As COP26 releases a document saying the conference will be “inclusive” and “safe,” one-third of Pacific Island nations confirm they won’t be able to send delegates to the conference due to pandemic travel restrictions.
Concerns that there is no feasible way to hold an international climate conference that would be fair to all countries during a pandemic have dogged organizers for months.
In early September, a letter demanding the conference be postponed due to COVID-19 vaccine inequity and costly quarantine accommodation for countries on the U.K.’s “red list” was signed by 1,500 environmental groups. COP26 president and British Conservative MP Alok Sharma responded by saying the conference must go on in person, and that “ensuring that the voices of those most affected by climate change are heard is a priority for the COP26 presidency.”
Countries on the red list face unique hurdles, such as meeting more stringent visa requirements and having to quarantine upon arrival, even if vaccinated. Eddy Pérez of the Climate Action Network’s (CAN) Canadian chapter, said he has heard from some of those countries that they won’t be attending with their usual numbers.
“There are countries in Latin America, who were not able to get pulled out of the red list, who are seeing their delegations being reduced,” he said.
“So when we talk about an inclusive COP, I think that we are already seeing that that piece of the test – the U.K. is failing.”
CAN, which represents groups in 130 countries, led the initial call for postponement, and Pérez said the group hasn’t changed its tune. Although COP26 organizers say they have successfully delivered their vaccine program and will cover the cost of quarantine for delegates who need it, it’s unclear how many people actually received vaccines.
The COP26 media team did not respond to questions from Canada’s National Observer in time for publication about the specifics of its vaccine rollout.
Pérez also stresses that COP-26 providing vaccinations to some delegates doesn’t mean there aren’t other hurdles. Low-income countries must also deal with additional barriers: taking time off work to quarantine can be unfeasible, and flights can be thousands of dollars. Even getting a pass to COP26 is difficult due to gathering limits, and inevitable travel costs — especially for non-state attendees — make it nearly impossible for many to attend, he said.

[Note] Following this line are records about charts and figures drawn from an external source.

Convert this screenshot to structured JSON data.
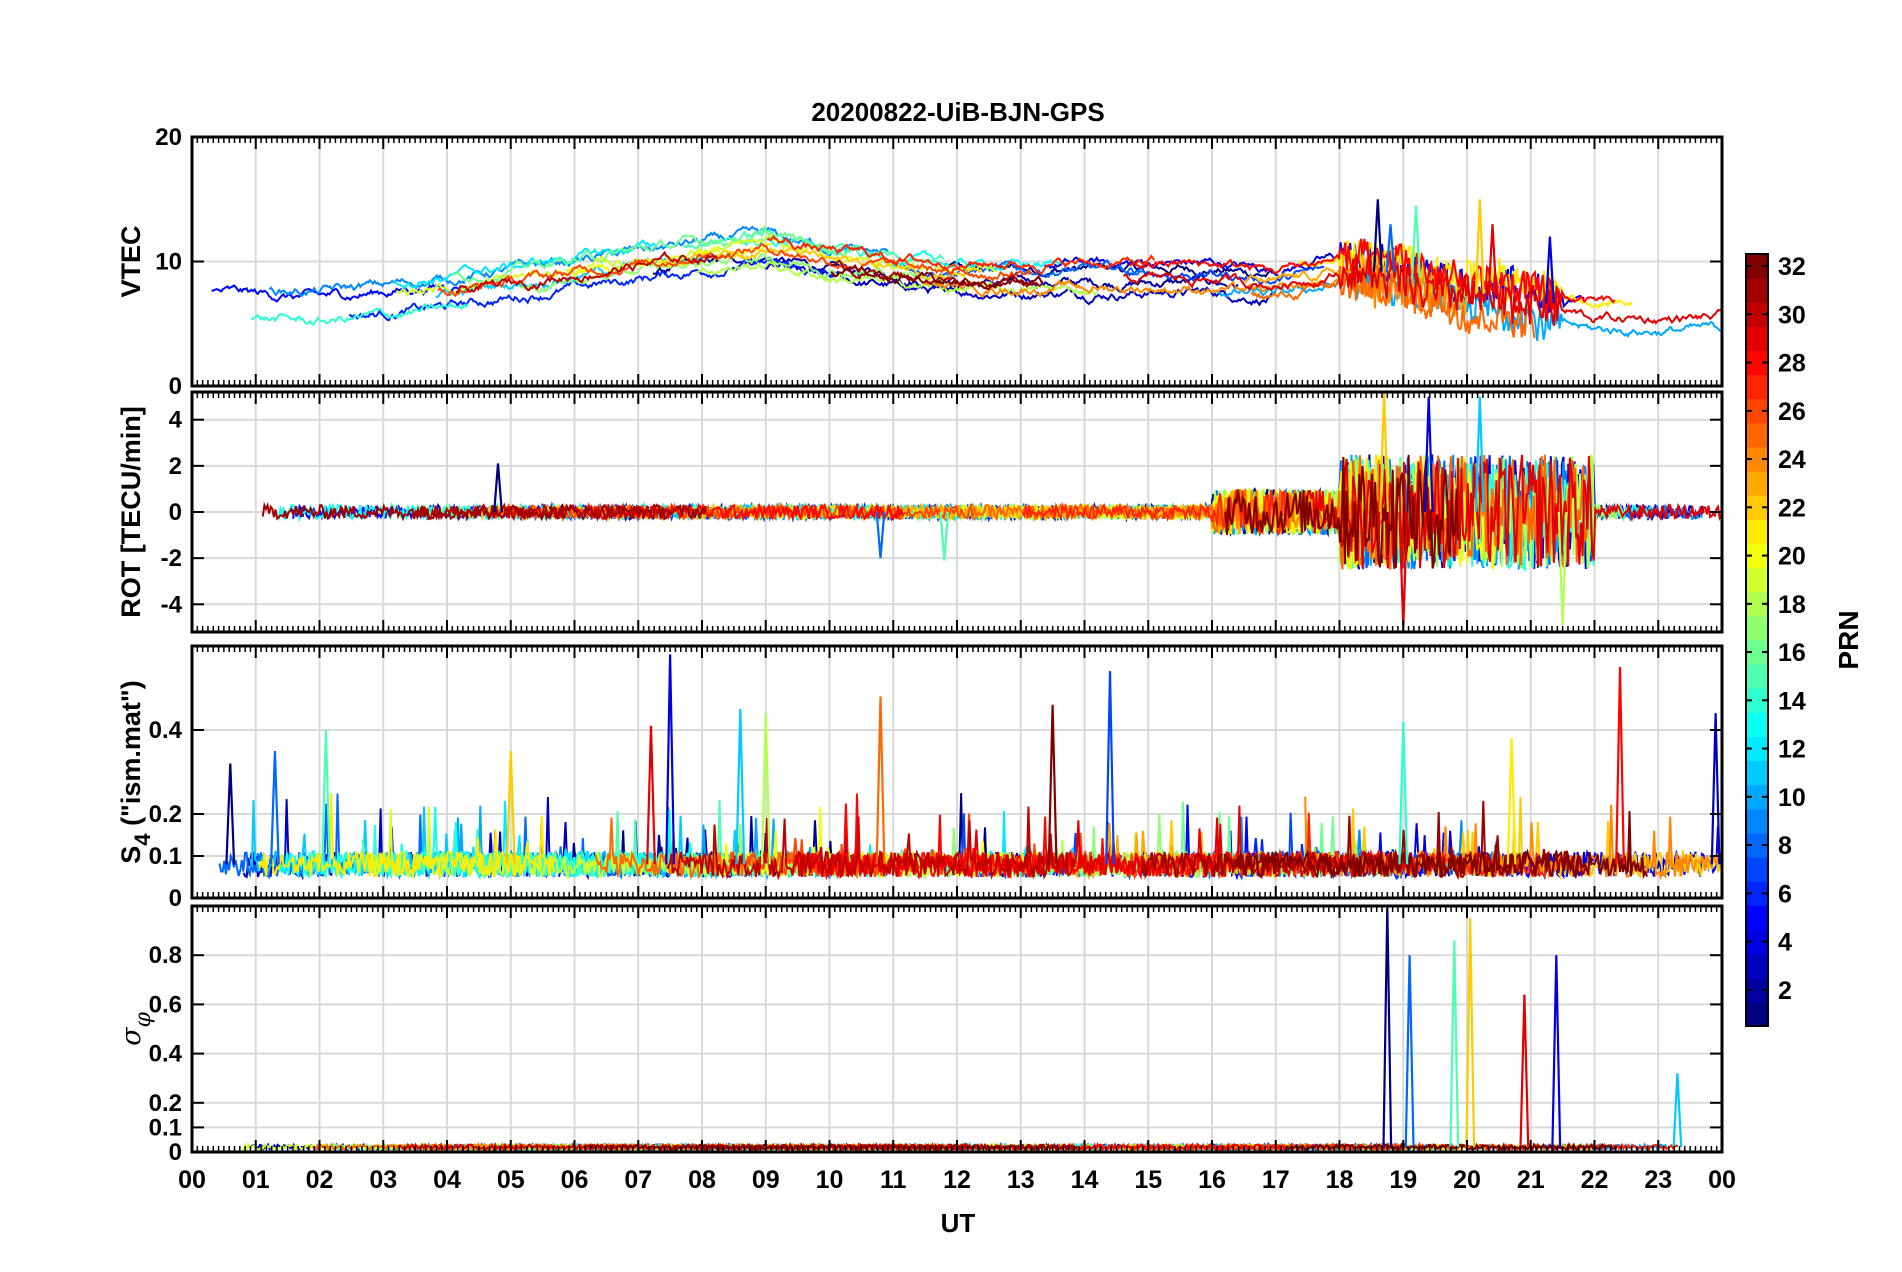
{
  "chart_data": {
    "type": "line",
    "title": "20200822-UiB-BJN-GPS",
    "xlabel": "UT",
    "x_ticks": [
      "00",
      "01",
      "02",
      "03",
      "04",
      "05",
      "06",
      "07",
      "08",
      "09",
      "10",
      "11",
      "12",
      "13",
      "14",
      "15",
      "16",
      "17",
      "18",
      "19",
      "20",
      "21",
      "22",
      "23",
      "00"
    ],
    "xlim": [
      0,
      24
    ],
    "panels": [
      {
        "id": "vtec",
        "ylabel": "VTEC",
        "ylim": [
          0,
          20
        ],
        "y_ticks": [
          0,
          10,
          20
        ],
        "y_tick_labels": [
          "0",
          "10",
          "20"
        ],
        "baseline": [
          [
            0,
            7
          ],
          [
            2,
            6.5
          ],
          [
            4,
            7.5
          ],
          [
            6,
            9
          ],
          [
            8,
            10.5
          ],
          [
            9,
            11
          ],
          [
            10,
            10
          ],
          [
            12,
            9
          ],
          [
            14,
            9
          ],
          [
            16,
            9
          ],
          [
            17,
            8.5
          ],
          [
            18,
            9.5
          ],
          [
            19,
            9
          ],
          [
            20,
            7.5
          ],
          [
            21,
            7
          ],
          [
            22,
            5.8
          ],
          [
            24,
            5.8
          ]
        ],
        "noise": 0.9,
        "spikes": [
          [
            18.6,
            15
          ],
          [
            18.8,
            13
          ],
          [
            19.2,
            14.5
          ],
          [
            20.2,
            15
          ],
          [
            20.4,
            13
          ],
          [
            21.3,
            12
          ]
        ]
      },
      {
        "id": "rot",
        "ylabel": "ROT [TECU/min]",
        "ylim": [
          -5.2,
          5.2
        ],
        "y_ticks": [
          -4,
          -2,
          0,
          2,
          4
        ],
        "y_tick_labels": [
          "-4",
          "-2",
          "0",
          "2",
          "4"
        ],
        "baseline": [
          [
            0,
            0
          ],
          [
            24,
            0
          ]
        ],
        "noise": 0.3,
        "disturbed": [
          [
            16,
            18,
            1.0
          ],
          [
            18,
            22,
            2.5
          ]
        ],
        "spikes": [
          [
            4.8,
            2.1
          ],
          [
            10.8,
            -2
          ],
          [
            11.8,
            -2.1
          ],
          [
            18.7,
            5.2
          ],
          [
            19.0,
            -5
          ],
          [
            19.4,
            5
          ],
          [
            20.2,
            5
          ],
          [
            21.5,
            -4.9
          ]
        ]
      },
      {
        "id": "s4",
        "ylabel": "S4 (\"ism.mat\")",
        "ylabel_main": "S",
        "ylabel_sub": "4",
        "ylabel_rest": " (\"ism.mat\")",
        "ylim": [
          0,
          0.6
        ],
        "y_ticks": [
          0,
          0.1,
          0.2,
          0.4
        ],
        "y_tick_labels": [
          "0",
          "0.1",
          "0.2",
          "0.4"
        ],
        "baseline": [
          [
            0,
            0.08
          ],
          [
            24,
            0.08
          ]
        ],
        "noise": 0.04,
        "spikes": [
          [
            0.6,
            0.32
          ],
          [
            1.3,
            0.35
          ],
          [
            2.1,
            0.4
          ],
          [
            5.0,
            0.35
          ],
          [
            7.2,
            0.41
          ],
          [
            7.5,
            0.58
          ],
          [
            8.6,
            0.45
          ],
          [
            9.0,
            0.44
          ],
          [
            10.8,
            0.48
          ],
          [
            13.5,
            0.46
          ],
          [
            14.4,
            0.54
          ],
          [
            19.0,
            0.42
          ],
          [
            20.7,
            0.38
          ],
          [
            22.4,
            0.55
          ],
          [
            23.9,
            0.44
          ]
        ]
      },
      {
        "id": "sigma",
        "ylabel": "σφ",
        "ylabel_main": "σ",
        "ylabel_sub": "φ",
        "ylim": [
          0,
          1.0
        ],
        "y_ticks": [
          0,
          0.1,
          0.2,
          0.4,
          0.6,
          0.8
        ],
        "y_tick_labels": [
          "0",
          "0.1",
          "0.2",
          "0.4",
          "0.6",
          "0.8"
        ],
        "baseline": [
          [
            0,
            0.02
          ],
          [
            24,
            0.02
          ]
        ],
        "noise": 0.01,
        "spikes": [
          [
            18.75,
            1.0
          ],
          [
            19.1,
            0.8
          ],
          [
            19.8,
            0.86
          ],
          [
            20.05,
            0.95
          ],
          [
            20.9,
            0.64
          ],
          [
            21.4,
            0.8
          ],
          [
            23.3,
            0.32
          ]
        ]
      }
    ],
    "series_count": 32,
    "colorbar": {
      "label": "PRN",
      "range": [
        1,
        32
      ],
      "ticks": [
        2,
        4,
        6,
        8,
        10,
        12,
        14,
        16,
        18,
        20,
        22,
        24,
        26,
        28,
        30,
        32
      ],
      "colormap": "jet"
    },
    "grid": true
  }
}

Despite #COP26 rolling out a vaccine and quarantine plan, other inequities hinder participation from low-income countries and those on the U.K.'s red list. #COVID19
The Guardian reported on Oct. 21 that 13 states from the Pacific will send a representative to the conference, while seven won’t. Instead, some may send delegates on their behalf from other countries, such as the United States. Islands in the Pacific are already seeing the devastating effects of climate change, with many of them being just a few metres above sea level. At past UN climate conferences, they’ve been instrumental in moving important legislation forward.
However, many Pacific states such as the Cook Islands, have had little to no COVID-19 cases throughout the duration of the pandemic. That means some have strict quarantine rules for anyone arriving home from travel — which need to be paid for by the individual. Flight costs, and the very real risk of bringing back COVID-19, add to the list of barriers.
With many dubbing COP26 as the most important climate change conference to date, not having a third of Pacific Island leaders attend shows a huge gap in planning, said Pérez.
“It shows the limits of the vaccination program, it shows that the U.K. has not been able to respond to all the needs that are around convening and the logistics of COP26,” said Pérez.
“... It actually reinforces that we're going to a very difficult, restrictive COP. And we need to watch for how these disparities and inequalities are going to be reflected in the day-to-day of COP26 and expose them because there are real consequences in the decision-making process.”
The conference — also known as COP, short for Conference of the Parties — has brought the world together since 1995 to hammer out agreements to reduce global warming. The talks gather policymakers, scientists, environmental activists, climate experts, and news media from the 197 member countries of the United Nations Framework Convention on Climate Change to set and work towards global climate change goals. This year, COP26 will take place at the Scottish Event Campus in Glasgow, Scotland, from Oct. 31 to Nov. 12.
Currently, the COP-specific travel rules mean that someone coming from a red-list country who is attending the conference and is vaccinated can isolate for a reduced period of five days, but unvaccinated attendees will still have to complete a 10-day quarantine.
The red list, as of Oct. 21, includes: Colombia, Dominican Republic, Ecuador, Haiti, Panama, Peru, and Venezuela.
Aside from travel restrictions, Pérez said COVID-19 measures once the conference actually begins could also hinder participation. He said restrictions limiting the number of people in the Blue Zone, where negotiations take place, are another way the pandemic will inevitably affect the equity of COP26. He said CAN will be keeping an eye on how negotiations are made accessible to anyone who wishes to follow.
“(The UK) is a rich nation that has put all its capacity into trying to host under current circumstances,” he said.
“This event faces critical problems of power imbalance, faces critical problems in terms of restriction, and that is going to have a very direct impact on the very people (who) need to attend the summit to represent their interests.”